Insights and News /

18 May 2017

PSD II and Open Banking series: Comply today, design for tomorrow

What if Google offered mortgages? Payments were made through Facebook messenger? Credit cards disappeared? 

The opportunities for innovation and, ultimately, improved services for consumers under Open Banking are infinite. The question is, what do you as a financial services provider need to do now to secure your place at the table in the new world?

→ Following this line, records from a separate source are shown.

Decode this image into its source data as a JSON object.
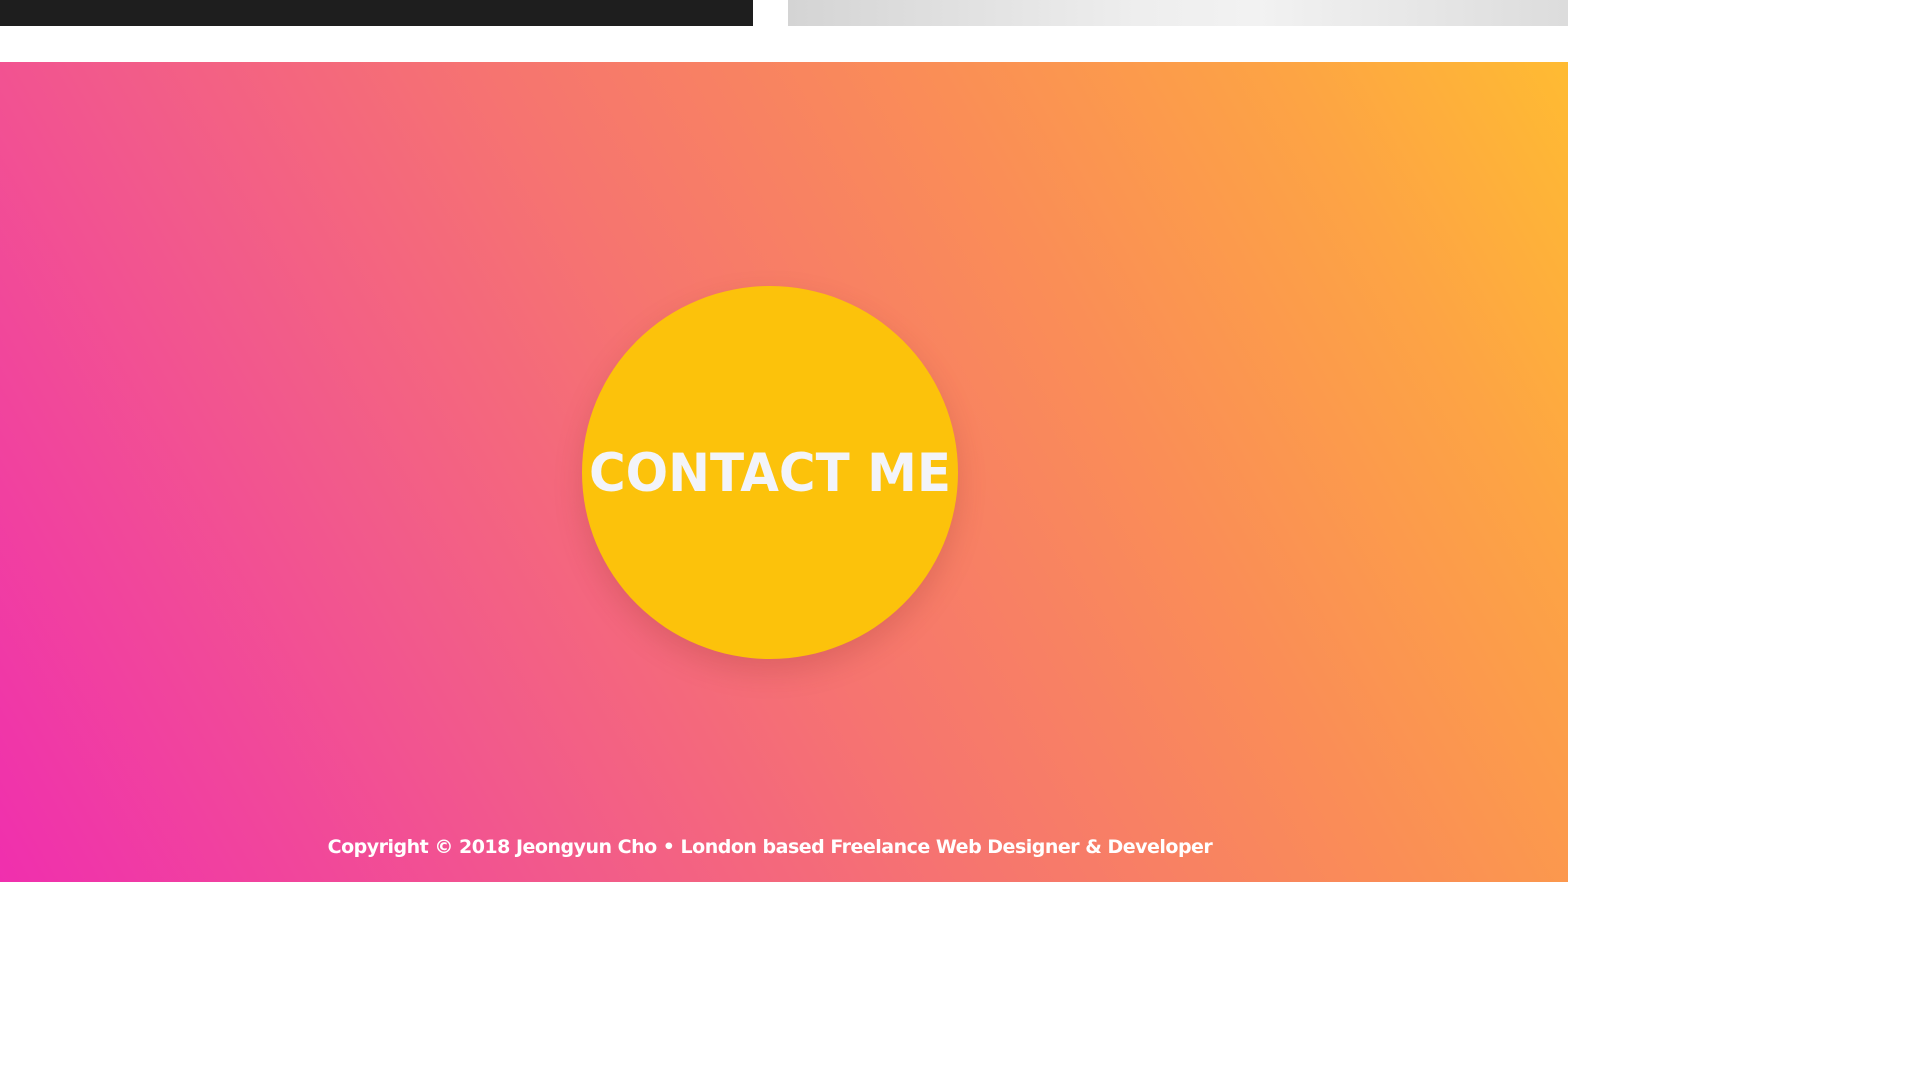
{
  "contact": {
    "button_label": "CONTACT ME"
  },
  "footer": {
    "copyright": "Copyright © 2018 Jeongyun Cho • London based Freelance Web Designer & Developer"
  },
  "colors": {
    "gradient_start": "#f02fae",
    "gradient_mid": "#f6756f",
    "gradient_end": "#ffbb32",
    "circle": "#fcc20b",
    "text": "#ffffff",
    "dark_panel": "#1e1e1e"
  }
}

Strategic planning is worthless… unless there is first a strategic vision
Firstly, you need to set the ‘North Star‘ of your aspirations for Open Banking. Consider what your customer research is telling you, what leadership wants to achieve, what the overall business strategy is and what the regulator is saying. Once you have that consolidated view, you can determine what your strategic vision will be. For example, you might decide that mortgages are central to your strategy and you intend to use the opportunities that Open Banking presents to put yourself centre stage on this.
A great vision without great people and support is irrelevant
You then need to determine what capabilities you need to achieve your vision. Will your analytics capabilities set you apart from the competition? Do you have the skills within your organisation to achieve the strategic vision? Will you be able to respond to real-time change? The capabilities you need to comply are very different to those you need to compete and innovate. Once you have determined what your chosen capabilities are, you then need to source them – are you going to build them, buy them or partner to get them?
If you don’t know where you are going, you will end up somewhere else
Think about the road you will need to take to achieve the strategic vision – what is the portfolio of change required, what do you need to do and in what order of priority? Delivering your plans might involve collaborating with fintechs or even outsourcing the new propositions to a third party completely. You may need to build whole new capabilities and teams. Getting the steps lined up and documented into a delivery plan that can be translated across the business, and delivered on, will be paramount.
Success doesn’t just happen, it’s planned for
Currently, most financial institutions are understandably focused on pure compliance activities to meet the PSD II implementation deadline in January next year. However, keeping one eye on the future and developing strategic thinking on how you are going to maximise Open Banking opportunities over the longer term will be key to obtaining competitive advantage. Teams should be in place now to consider the ‘art of the possible’ under Open Banking and assess the systems and operations that will be required in the future.
Many ‘unknowns’ still exist due to the pace at which things are changing. In order to mitigate the risk of losing out on value and being relegated to the role of invisible infrastructure providers, banks need to be future-proofing their business and building for the long-term possibilities of Open Banking now. Putting in place systems and operations that are agile and that can be flexed to respond accordingly to updates and changes will be the essential to harnessing the future possibilities.